Overall, pandas outperformed Postgre, often running over ten times faster. The only cases when Postgre performed better were for filtering, group by and aggregation, and joining tasks but only for datasets with less than a thousand rows. Selecting columns was very efficient in pandas; the number of rows in the dataset had little effect on the execution time. In general, loading and joining were the tasks that took the longest, requiring times greater than a second for large datasets.

One might take away from the benchmarking that pandas is far superior than Postgre but pandas does have its limitations and there is still a need for SQL. For pandas, the data is stored in memory and it will be difficult trying to load a CSV file greater than half of the memory of the system. For the ten-thousand row dataset, the file size was about 400 MB, but the dataset only had four columns.
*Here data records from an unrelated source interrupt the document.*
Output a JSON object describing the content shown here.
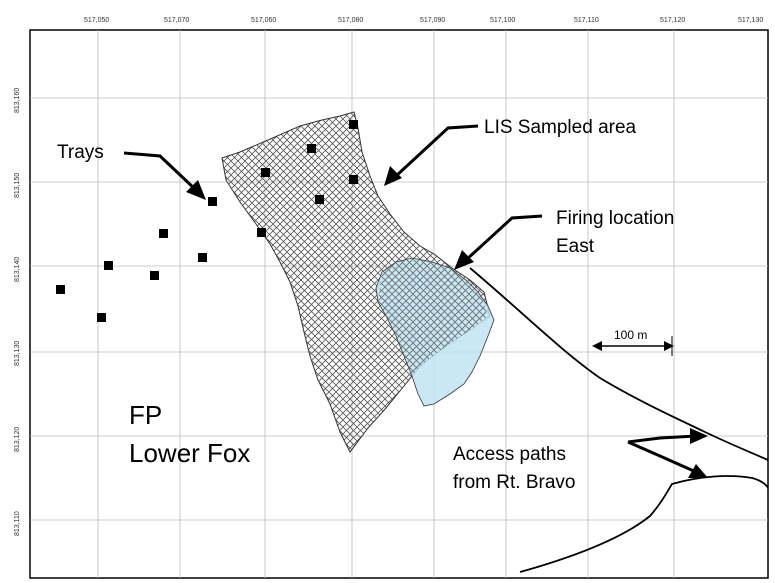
{
  "map": {
    "x_ticks": [
      "517,050",
      "517,060",
      "517,070",
      "517,080",
      "517,090",
      "517,100",
      "517,110",
      "517,120",
      "517,130"
    ],
    "y_ticks": [
      "813,160",
      "813,150",
      "813,140",
      "813,130",
      "813,120",
      "813,110"
    ],
    "labels": {
      "trays": "Trays",
      "lis": "LIS Sampled area",
      "firing_1": "Firing location",
      "firing_2": "East",
      "access_1": "Access paths",
      "access_2": "from Rt. Bravo",
      "fp_1": "FP",
      "fp_2": "Lower Fox"
    },
    "scale_bar": "100 m",
    "colors": {
      "firing_fill": "#bfe3f2",
      "hatch": "#555555",
      "grid": "#bbbbbb",
      "marker": "#000000"
    }
  }
}
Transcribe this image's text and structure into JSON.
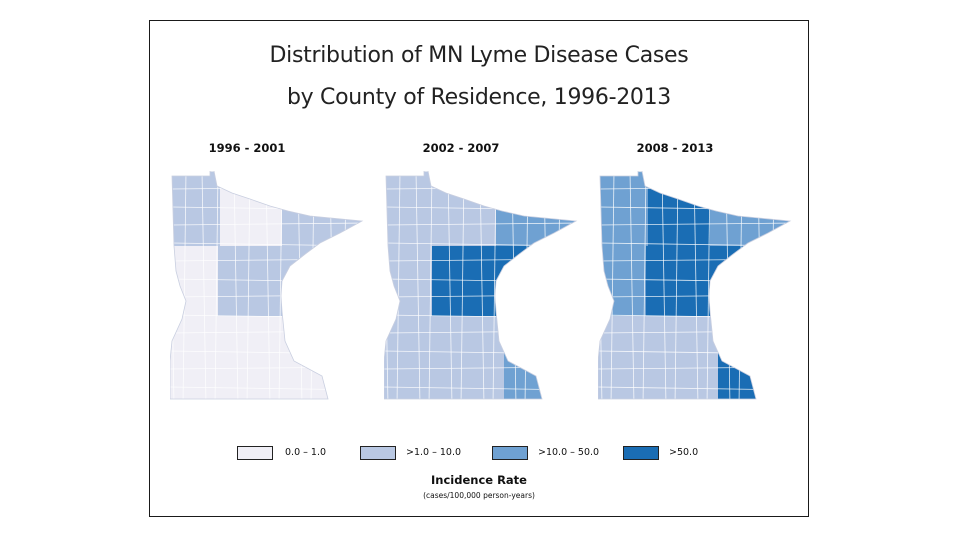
{
  "title_line1": "Distribution of MN Lyme Disease Cases",
  "title_line2": "by County of Residence, 1996-2013",
  "panels": [
    {
      "label": "1996 - 2001"
    },
    {
      "label": "2002 - 2007"
    },
    {
      "label": "2008 - 2013"
    }
  ],
  "legend": {
    "title": "Incidence Rate",
    "subtitle": "(cases/100,000 person-years)",
    "classes": [
      {
        "label": "0.0 – 1.0",
        "color": "#f0eff6"
      },
      {
        "label": ">1.0 – 10.0",
        "color": "#b9c8e3"
      },
      {
        "label": ">10.0 – 50.0",
        "color": "#6fa1d2"
      },
      {
        "label": ">50.0",
        "color": "#1a6db4"
      }
    ]
  },
  "map_data": {
    "rows": [
      "Northwest",
      "North Central",
      "Northeast/Arrowhead",
      "West Central",
      "Central",
      "East Central",
      "Southwest",
      "South Central",
      "Southeast"
    ],
    "levels": [
      [
        1,
        0,
        1,
        0,
        1,
        1,
        0,
        0,
        0
      ],
      [
        1,
        1,
        2,
        1,
        3,
        3,
        1,
        1,
        2
      ],
      [
        2,
        3,
        2,
        2,
        3,
        3,
        1,
        1,
        3
      ]
    ]
  }
}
Datasets often contain hundreds of columns, resulting in file sizes on the order of 10 GB when the dataset has over a million rows.
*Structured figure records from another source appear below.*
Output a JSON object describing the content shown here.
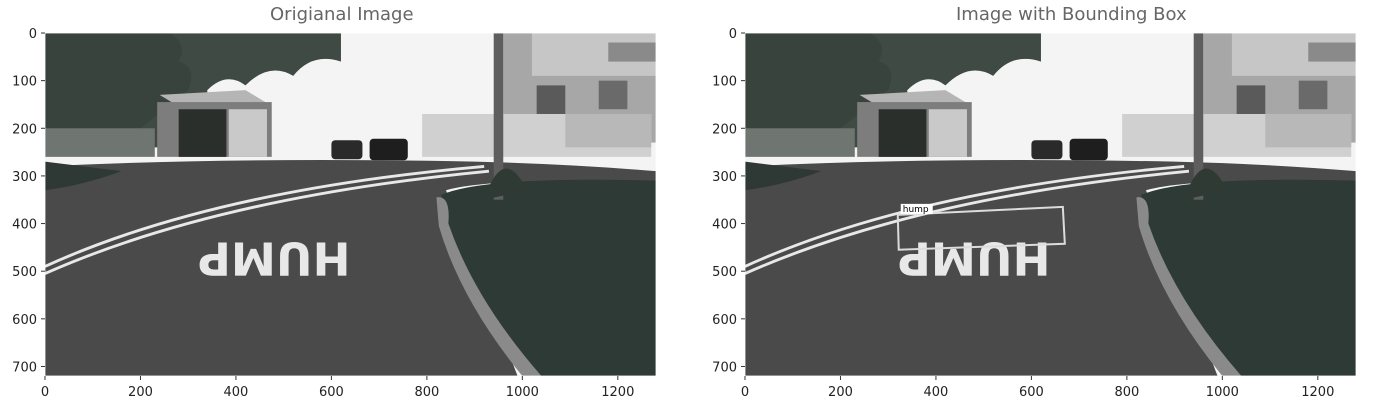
{
  "panels": [
    {
      "title": "Origianal Image",
      "x_ticks": [
        "0",
        "200",
        "400",
        "600",
        "800",
        "1000",
        "1200"
      ],
      "y_ticks": [
        "0",
        "100",
        "200",
        "300",
        "400",
        "500",
        "600",
        "700"
      ],
      "x_tick_values": [
        0,
        200,
        400,
        600,
        800,
        1000,
        1200
      ],
      "y_tick_values": [
        0,
        100,
        200,
        300,
        400,
        500,
        600,
        700
      ],
      "image_width": 1280,
      "image_height": 720,
      "scene": "grayscale street photo: curved road with 'HUMP' road marking, grass verge, trees, shed, parked cars, building"
    },
    {
      "title": "Image with Bounding Box",
      "x_ticks": [
        "0",
        "200",
        "400",
        "600",
        "800",
        "1000",
        "1200"
      ],
      "y_ticks": [
        "0",
        "100",
        "200",
        "300",
        "400",
        "500",
        "600",
        "700"
      ],
      "x_tick_values": [
        0,
        200,
        400,
        600,
        800,
        1000,
        1200
      ],
      "y_tick_values": [
        0,
        100,
        200,
        300,
        400,
        500,
        600,
        700
      ],
      "image_width": 1280,
      "image_height": 720,
      "bounding_box": {
        "label": "hump",
        "x1": 320,
        "y1": 365,
        "x2": 670,
        "y2": 455
      }
    }
  ],
  "colors": {
    "sky": "#f4f4f4",
    "road": "#4a4a4a",
    "grass": "#2d3a35",
    "trees": "#3f4a44",
    "marking": "#e8e8e8",
    "bbox": "#dcdcdc"
  }
}
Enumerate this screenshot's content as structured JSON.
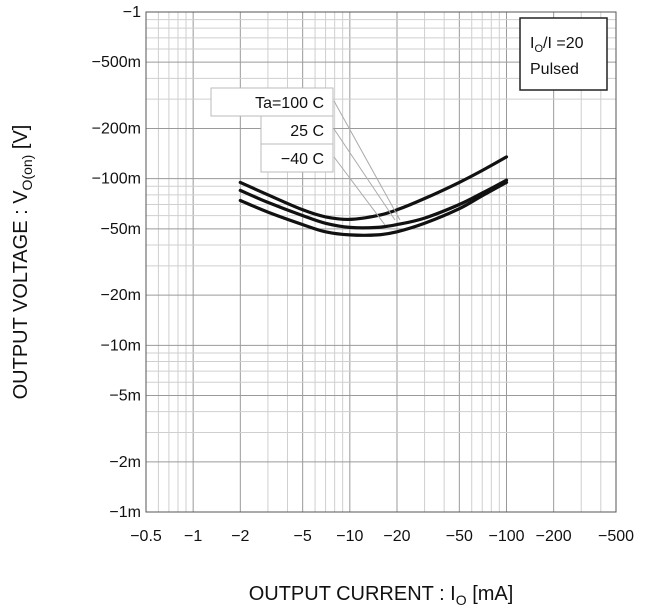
{
  "chart_data": {
    "type": "line",
    "x_scale": "log",
    "y_scale": "log",
    "grid": true,
    "xlabel": {
      "main": "OUTPUT CURRENT : I",
      "sub": "O",
      "unit": " [mA]"
    },
    "ylabel": {
      "main": "OUTPUT VOLTAGE : V",
      "sub": "O(on)",
      "unit": " [V]"
    },
    "xlim": [
      -0.5,
      -500
    ],
    "ylim": [
      -0.001,
      -1
    ],
    "x_ticks": [
      {
        "value": -0.5,
        "label": "−0.5"
      },
      {
        "value": -1,
        "label": "−1"
      },
      {
        "value": -2,
        "label": "−2"
      },
      {
        "value": -5,
        "label": "−5"
      },
      {
        "value": -10,
        "label": "−10"
      },
      {
        "value": -20,
        "label": "−20"
      },
      {
        "value": -50,
        "label": "−50"
      },
      {
        "value": -100,
        "label": "−100"
      },
      {
        "value": -200,
        "label": "−200"
      },
      {
        "value": -500,
        "label": "−500"
      }
    ],
    "y_ticks": [
      {
        "value": -0.001,
        "label": "−1m"
      },
      {
        "value": -0.002,
        "label": "−2m"
      },
      {
        "value": -0.005,
        "label": "−5m"
      },
      {
        "value": -0.01,
        "label": "−10m"
      },
      {
        "value": -0.02,
        "label": "−20m"
      },
      {
        "value": -0.05,
        "label": "−50m"
      },
      {
        "value": -0.1,
        "label": "−100m"
      },
      {
        "value": -0.2,
        "label": "−200m"
      },
      {
        "value": -0.5,
        "label": "−500m"
      },
      {
        "value": -1,
        "label": "−1"
      }
    ],
    "legend": {
      "position": "top-right",
      "lines": [
        {
          "main": "I",
          "sub": "O",
          "rest": "/I =20"
        },
        {
          "main": "Pulsed",
          "sub": "",
          "rest": ""
        }
      ]
    },
    "series": [
      {
        "name": "Ta=100 C",
        "x": [
          -2,
          -3,
          -5,
          -7,
          -10,
          -15,
          -20,
          -30,
          -50,
          -70,
          -100
        ],
        "y": [
          -0.095,
          -0.08,
          -0.065,
          -0.059,
          -0.057,
          -0.06,
          -0.065,
          -0.076,
          -0.095,
          -0.112,
          -0.135
        ]
      },
      {
        "name": "25 C",
        "x": [
          -2,
          -3,
          -5,
          -7,
          -10,
          -15,
          -20,
          -30,
          -50,
          -70,
          -100
        ],
        "y": [
          -0.085,
          -0.072,
          -0.06,
          -0.054,
          -0.051,
          -0.051,
          -0.053,
          -0.058,
          -0.07,
          -0.082,
          -0.098
        ]
      },
      {
        "name": "−40 C",
        "x": [
          -2,
          -3,
          -5,
          -7,
          -10,
          -15,
          -20,
          -30,
          -50,
          -70,
          -100
        ],
        "y": [
          -0.074,
          -0.063,
          -0.053,
          -0.048,
          -0.046,
          -0.046,
          -0.048,
          -0.054,
          -0.066,
          -0.079,
          -0.095
        ]
      }
    ],
    "series_labels": [
      "Ta=100 C",
      "25 C",
      "−40 C"
    ]
  }
}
Postgre and pandas are ultimately different tools. Postgre and other SQL based languages were created to manage databases and offer users a convenient way to access and retrieve data, especially across multiple tables. The server running Postgre would have all the datasets stored as tables across the system, and it would be impractical for a user to transfer the required tables to their system and use pandas to perform tasks such as join, and group by client side. Pandas was created for data manipulation and its strength lies in complex data analysis operations. One should not view pandas and Postgre as competing entities but rather important tools making up the Data Science computational stack.